Was this just coincidence, or was the virus able to control its host’s behavior for maximum delivery?

To find out, Hoover and her colleagues homed in on a gene called egt that was suspected of being the culprit for the caterpillars’ strange behavior. The gene produces a hormone that keeps the caterpillar from molting. When the caterpillar molts, it stays put for a while instead of traveling up the tree to eat, Hoover said.
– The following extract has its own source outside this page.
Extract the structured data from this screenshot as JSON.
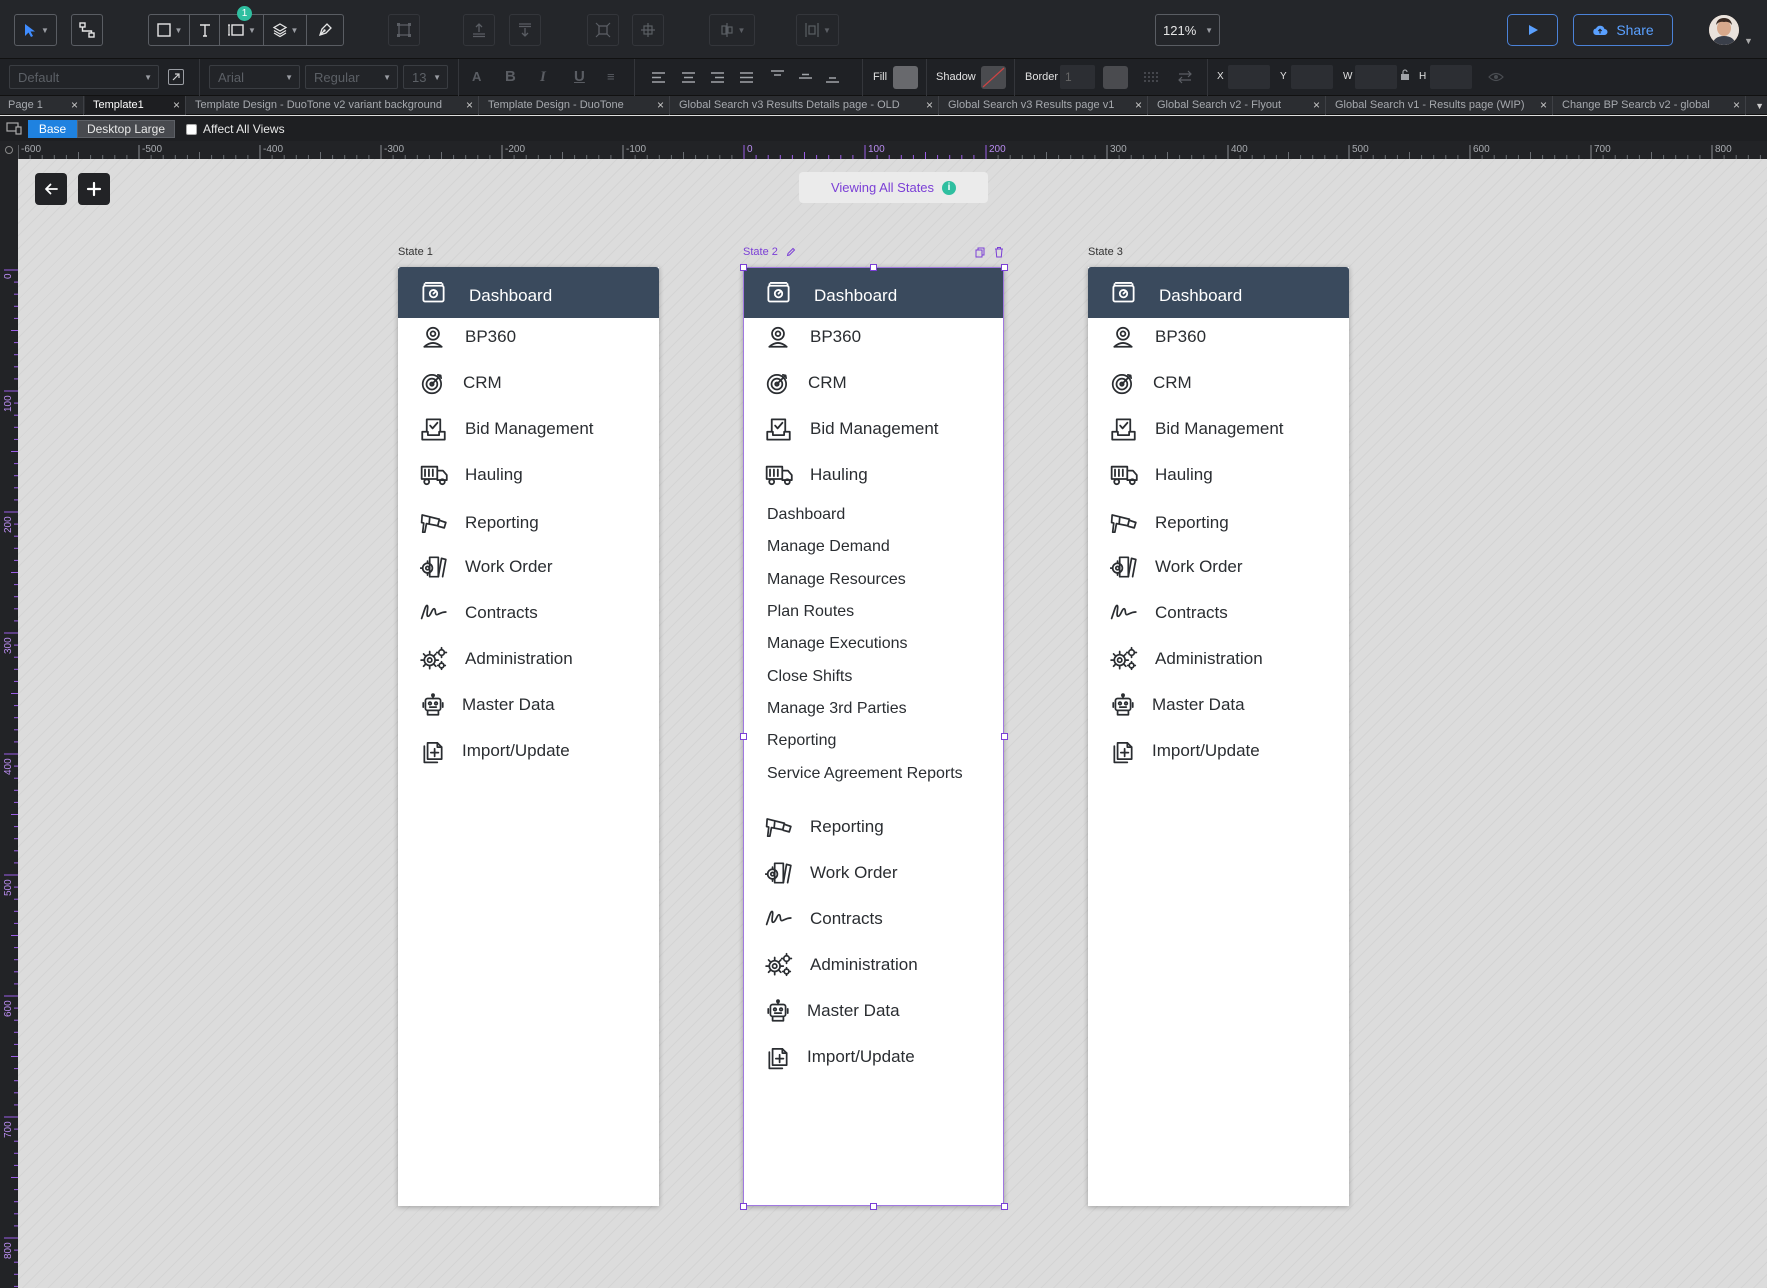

The researchers infected caterpillars with three versions of the virus — one with the normal egt gene, one in which egt had been removed, and a third in which egt had been removed and reinserted.

Sure enough, caterpillars infected with egt-armed viruses climbed much higher before dying — allowing the pathogen to achieve maximum viral delivery. Caterpillars infected with the egt-free viruses died at low elevations, putting those viruses at a competitive disadvantage.

“It’s surprising you could alter such a major behavior,” said Glenn McConkey, a parasitologist at the University of Leeds in England, who wasn’t involved in the study. “It opens up a question of whether this gene might have similar functions in other viruses.”